Member of the National Assembly of the Republic of Serbia
- Incumbent
- Assumed office 1 August 2022

Personal details
- Born: 9 March 1948 (age 78) Dobra Voda, PR Serbia, FPR Yugoslavia
- Party: SNS

= Stojan Radenović =

Serbian academic

Stojan Radenović (Стојан Раденовић; born 9 March 1948) is a Serbian academic and politician. An internationally respected mathematician, he has served in Serbia's national assembly since 2022 as an independent representative endorsed by the Serbian Progressive Party (SNS). He was acting president of the assembly from February to March 2024.

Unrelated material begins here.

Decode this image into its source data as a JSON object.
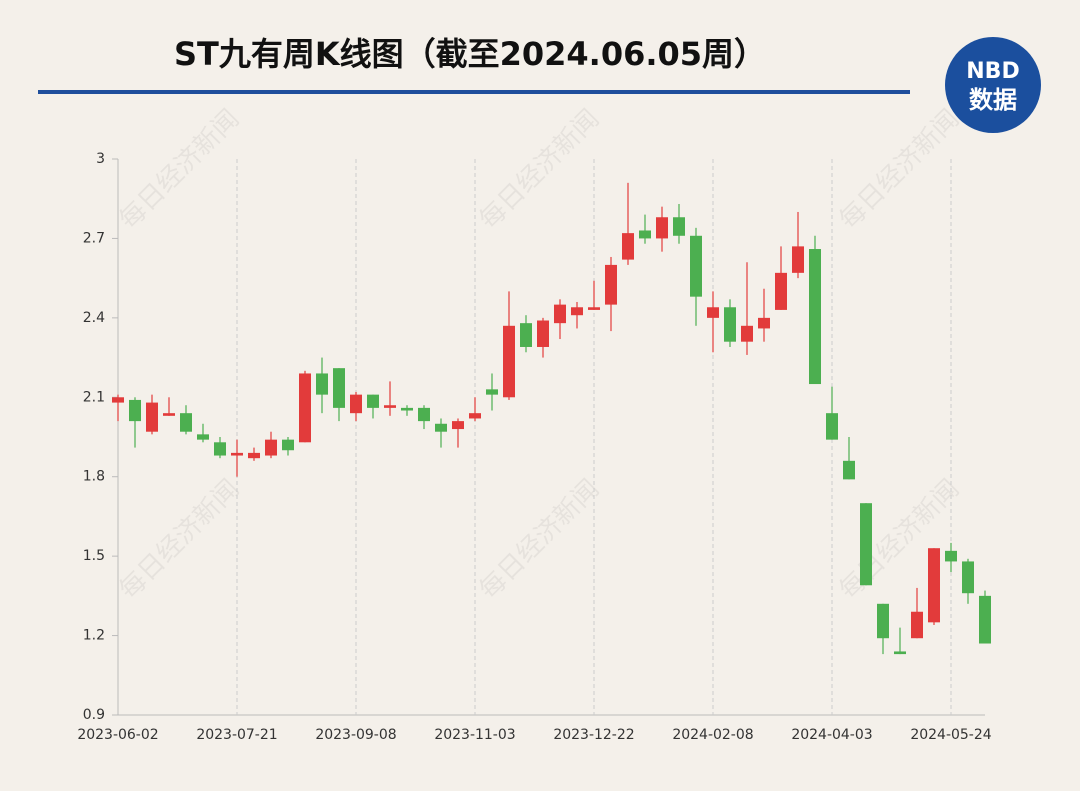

==Early life and academic career==
Radenović was born in the village of Dobra Voda in the municipality of Bojnik, in what was then the People's Republic of Serbia in the Federal People's Republic of Yugoslavia. He received a Ph.D. in 1979 and taught for the next two decades at the University of Kragujevac Faculty of Natural Sciences and Mathematics. From 2000 to 2013, he was a full professor at the University of Belgrade Faculty of Mechanical Engineering.

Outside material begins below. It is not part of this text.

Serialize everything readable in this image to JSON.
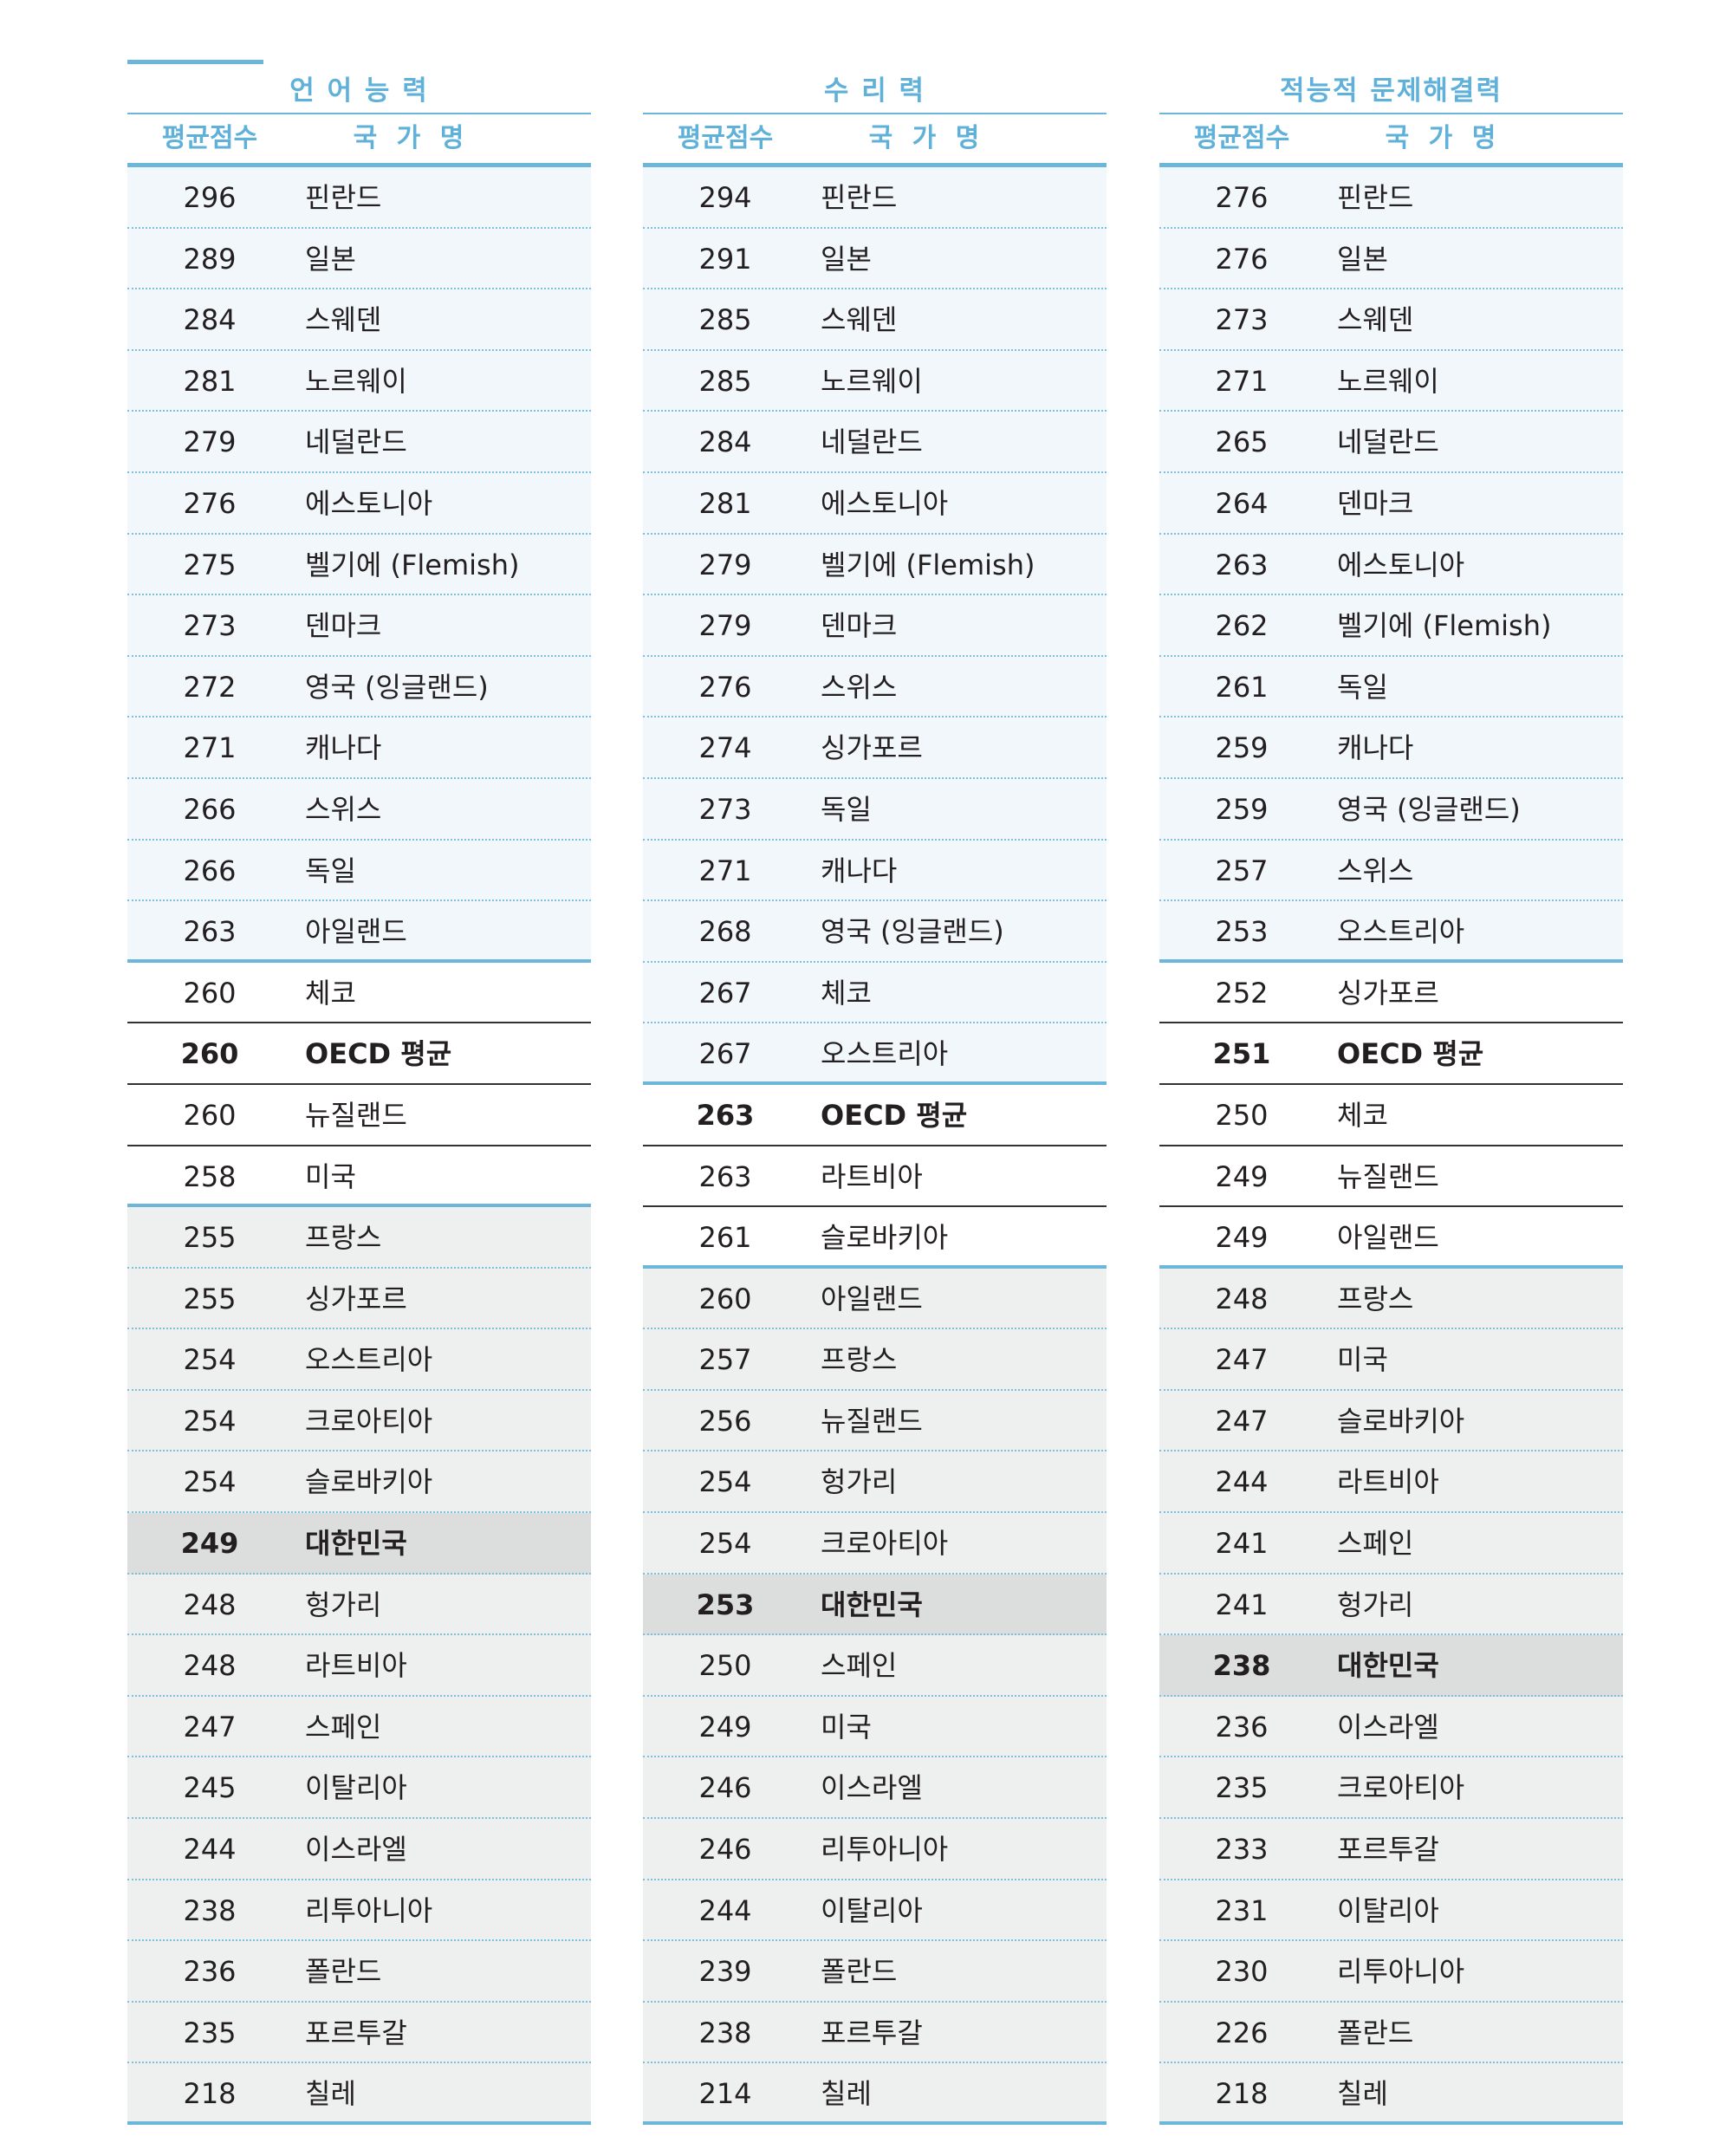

In 2016, Radenović was personally responsible for the University of Belgrade ranking in the world's top three hundred universities for the first time on the prestigious Shanghai list, due to his large number of published works and citations. This accomplishment brought him to the attention of the wider public.

==Politician==
In the 2022 Serbian parliamentary election, the Serbian Progressive Party reserved the lead positions on its Together We Can Do Everything electoral list for non-party cultural figures and academics. Radenović was given the second position on the list; this was tantamount to election, and he was indeed elected when the list won a plurality victory with 120 out of 250 mandates. During the campaign, he credited the SNS with improving conditions in Serbia over its decade in power. In his first term, Radenović was a member of the education committee (Note: Formally known as the Committee on Education, Science, Technological Development, and the Information Society.) and the subcommittee on science and higher education.

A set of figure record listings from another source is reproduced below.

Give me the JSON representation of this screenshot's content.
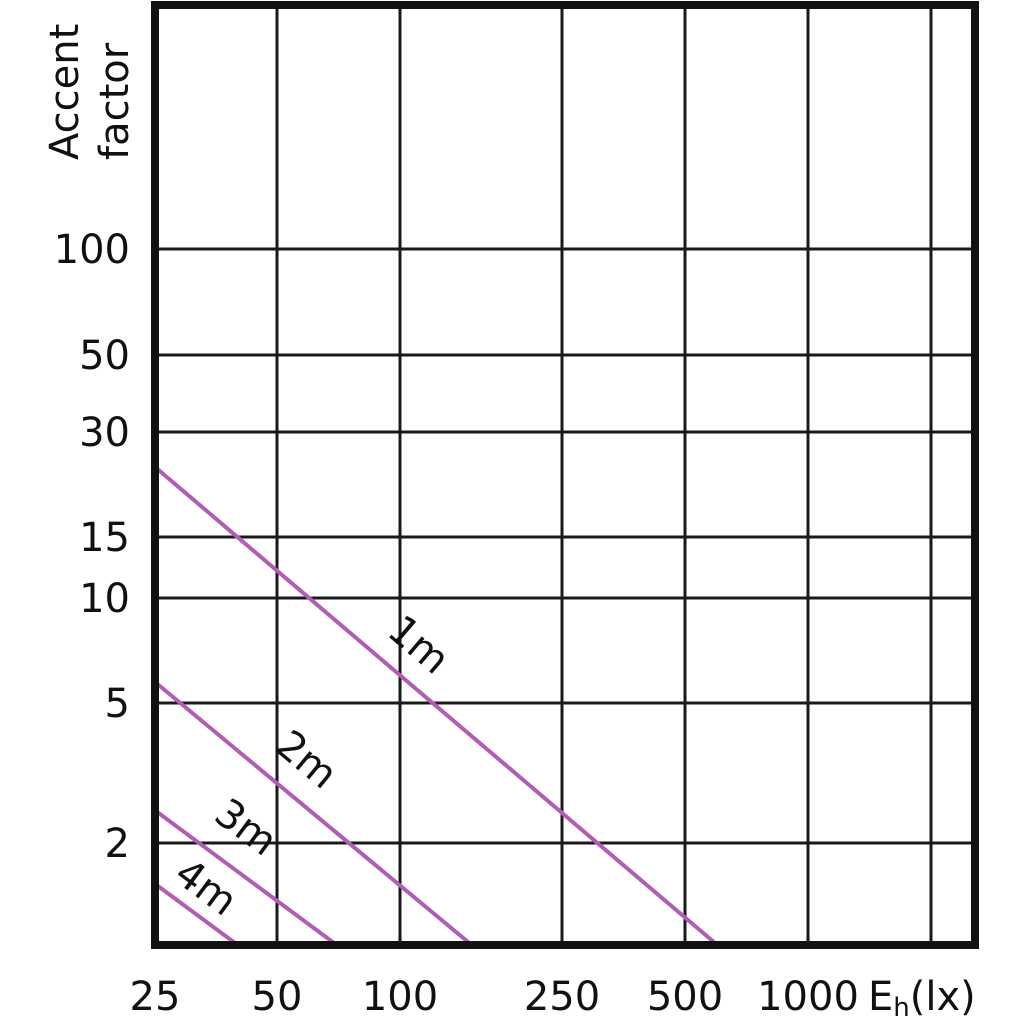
{
  "chart_data": {
    "type": "line",
    "title": "",
    "ylabel_lines": [
      "Accent",
      "factor"
    ],
    "xlabel": "E",
    "xlabel_sub": "h",
    "xlabel_unit": "(lx)",
    "x_scale": "log",
    "y_scale": "piecewise",
    "x_ticks": [
      "25",
      "50",
      "100",
      "250",
      "500",
      "1000"
    ],
    "y_ticks": [
      "2",
      "5",
      "10",
      "15",
      "30",
      "50",
      "100"
    ],
    "grid": true,
    "colors": {
      "line": "#b25db4",
      "grid": "#1a1a1a",
      "frame": "#111111"
    },
    "series": [
      {
        "name": "1m",
        "points": [
          [
            25,
            25
          ],
          [
            600,
            1
          ]
        ]
      },
      {
        "name": "2m",
        "points": [
          [
            25,
            6
          ],
          [
            150,
            1
          ]
        ]
      },
      {
        "name": "3m",
        "points": [
          [
            25,
            2.7
          ],
          [
            70,
            1
          ]
        ]
      },
      {
        "name": "4m",
        "points": [
          [
            25,
            1.6
          ],
          [
            40,
            1
          ]
        ]
      }
    ]
  }
}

He was given the ninth position on the SNS's list in the 2023 parliamentary election and was re-elected when the list won a majority victory with 129 seats. As the oldest member of the new parliament, Radenović was chosen as interim president when the assembly convened in February 2024. He served in this role until 20 March, when Ana Brnabić was elected to the position.

He is now once again a member of the assembly's education committee.